元々、君島が幸せになるまでとの約束だった。どうか、幸せになってほしい。それでも。
「…会長。俺、あなたが好きです。」
自分の想いを、なかったものにだけはしたくないから。ちゃんと、告げてからあなたの元を去ろう。
「ですから…、どうか、幸せになってください。」
そして、どうか思い出してほしい。あなたの幸せを願うものが、ここにいたことを。あなたの花が咲くのを、心待ちにしていた者がいる事を。
「は、はは…、何言ってんだ。振られるのわかってて告るなんざ、かわいそうなやつだな、なあ、君島…」
「離せ」
宗徳の告白に動揺しつつも鼻で笑い、君島の肩を抱き引き寄せようとした安本に君島がその手を払いながら冷たく言い放った。
「き、君島…?」
払われた手を宙に浮かせたまま、安本が唖然とした顔で君島を見る。
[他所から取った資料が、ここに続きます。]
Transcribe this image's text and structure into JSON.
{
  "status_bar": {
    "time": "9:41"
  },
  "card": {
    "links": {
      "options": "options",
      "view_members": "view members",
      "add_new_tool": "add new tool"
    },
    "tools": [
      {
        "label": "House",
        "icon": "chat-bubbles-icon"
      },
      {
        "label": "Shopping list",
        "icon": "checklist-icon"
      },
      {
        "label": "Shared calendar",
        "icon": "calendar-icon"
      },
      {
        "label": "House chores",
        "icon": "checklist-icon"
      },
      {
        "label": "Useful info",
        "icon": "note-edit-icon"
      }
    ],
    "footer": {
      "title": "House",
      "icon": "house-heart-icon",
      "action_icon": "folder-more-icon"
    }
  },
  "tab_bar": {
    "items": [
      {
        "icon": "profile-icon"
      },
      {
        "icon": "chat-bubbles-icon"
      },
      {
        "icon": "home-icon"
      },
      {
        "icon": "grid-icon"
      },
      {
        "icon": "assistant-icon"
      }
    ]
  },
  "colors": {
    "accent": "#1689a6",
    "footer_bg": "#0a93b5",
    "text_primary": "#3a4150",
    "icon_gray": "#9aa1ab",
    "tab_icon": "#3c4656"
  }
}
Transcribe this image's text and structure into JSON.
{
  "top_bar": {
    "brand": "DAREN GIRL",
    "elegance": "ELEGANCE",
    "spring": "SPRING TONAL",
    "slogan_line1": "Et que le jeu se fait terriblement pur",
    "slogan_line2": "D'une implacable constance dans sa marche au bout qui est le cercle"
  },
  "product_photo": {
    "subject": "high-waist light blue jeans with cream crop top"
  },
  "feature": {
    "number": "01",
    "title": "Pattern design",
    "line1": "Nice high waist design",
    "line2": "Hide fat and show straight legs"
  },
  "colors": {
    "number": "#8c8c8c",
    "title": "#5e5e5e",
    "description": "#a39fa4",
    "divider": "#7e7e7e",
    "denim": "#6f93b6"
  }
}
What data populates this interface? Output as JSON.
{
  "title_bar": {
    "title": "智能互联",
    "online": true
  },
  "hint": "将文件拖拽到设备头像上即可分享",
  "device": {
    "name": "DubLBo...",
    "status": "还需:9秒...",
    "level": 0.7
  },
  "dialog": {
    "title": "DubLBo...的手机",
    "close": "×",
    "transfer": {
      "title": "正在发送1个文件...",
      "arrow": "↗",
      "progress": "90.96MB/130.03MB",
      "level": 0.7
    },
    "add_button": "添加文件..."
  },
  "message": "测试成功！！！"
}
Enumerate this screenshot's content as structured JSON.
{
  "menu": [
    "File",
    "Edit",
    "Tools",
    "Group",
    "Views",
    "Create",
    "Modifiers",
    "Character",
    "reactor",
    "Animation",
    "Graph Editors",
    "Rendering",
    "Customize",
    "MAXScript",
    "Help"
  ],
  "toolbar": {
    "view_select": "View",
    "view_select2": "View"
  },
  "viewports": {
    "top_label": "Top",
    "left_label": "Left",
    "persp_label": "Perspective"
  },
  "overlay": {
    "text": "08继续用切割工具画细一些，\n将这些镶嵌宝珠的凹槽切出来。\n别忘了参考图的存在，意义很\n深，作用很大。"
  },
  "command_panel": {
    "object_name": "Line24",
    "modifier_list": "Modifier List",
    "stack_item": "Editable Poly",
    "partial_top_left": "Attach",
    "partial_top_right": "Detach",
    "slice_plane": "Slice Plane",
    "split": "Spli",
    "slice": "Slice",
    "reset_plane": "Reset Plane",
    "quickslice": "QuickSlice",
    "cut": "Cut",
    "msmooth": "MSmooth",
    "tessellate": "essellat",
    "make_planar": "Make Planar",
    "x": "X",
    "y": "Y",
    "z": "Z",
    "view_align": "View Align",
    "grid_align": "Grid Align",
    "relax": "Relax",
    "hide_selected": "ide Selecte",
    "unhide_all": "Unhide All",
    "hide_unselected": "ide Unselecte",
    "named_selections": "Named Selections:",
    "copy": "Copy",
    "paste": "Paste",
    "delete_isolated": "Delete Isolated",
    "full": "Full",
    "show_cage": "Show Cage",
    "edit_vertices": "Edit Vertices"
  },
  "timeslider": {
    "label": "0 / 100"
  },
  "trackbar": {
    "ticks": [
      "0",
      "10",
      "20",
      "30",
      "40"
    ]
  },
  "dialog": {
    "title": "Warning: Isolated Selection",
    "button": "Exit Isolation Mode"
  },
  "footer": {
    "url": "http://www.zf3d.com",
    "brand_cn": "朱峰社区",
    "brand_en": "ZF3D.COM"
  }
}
その表情に、安本は息をのんだ。
君島の顔には、なんの感情も浮かんでいなかった。
安本はひどく動揺した。付き合いを始めてから、君島の目はいつだって自分を見るときに熱がこもっていた。それが、今はどうだろうか。
自分に対して向けるその表情は、明らかにただの知り合いに向けるものでしかなかった。
「蓮田…」
すっと自分の目の前に伸ばされた手を不思議そうに見つめる。一体、どうしたんだろうか。この手は何を意味しているのだろうか。じっと、差し出された君島の手を見つめ、宗徳は、答えを求めようと顔を君島に向けた。
「あ…」
そこには、にこりと、優しく花のような笑みを浮かべる君島がいた。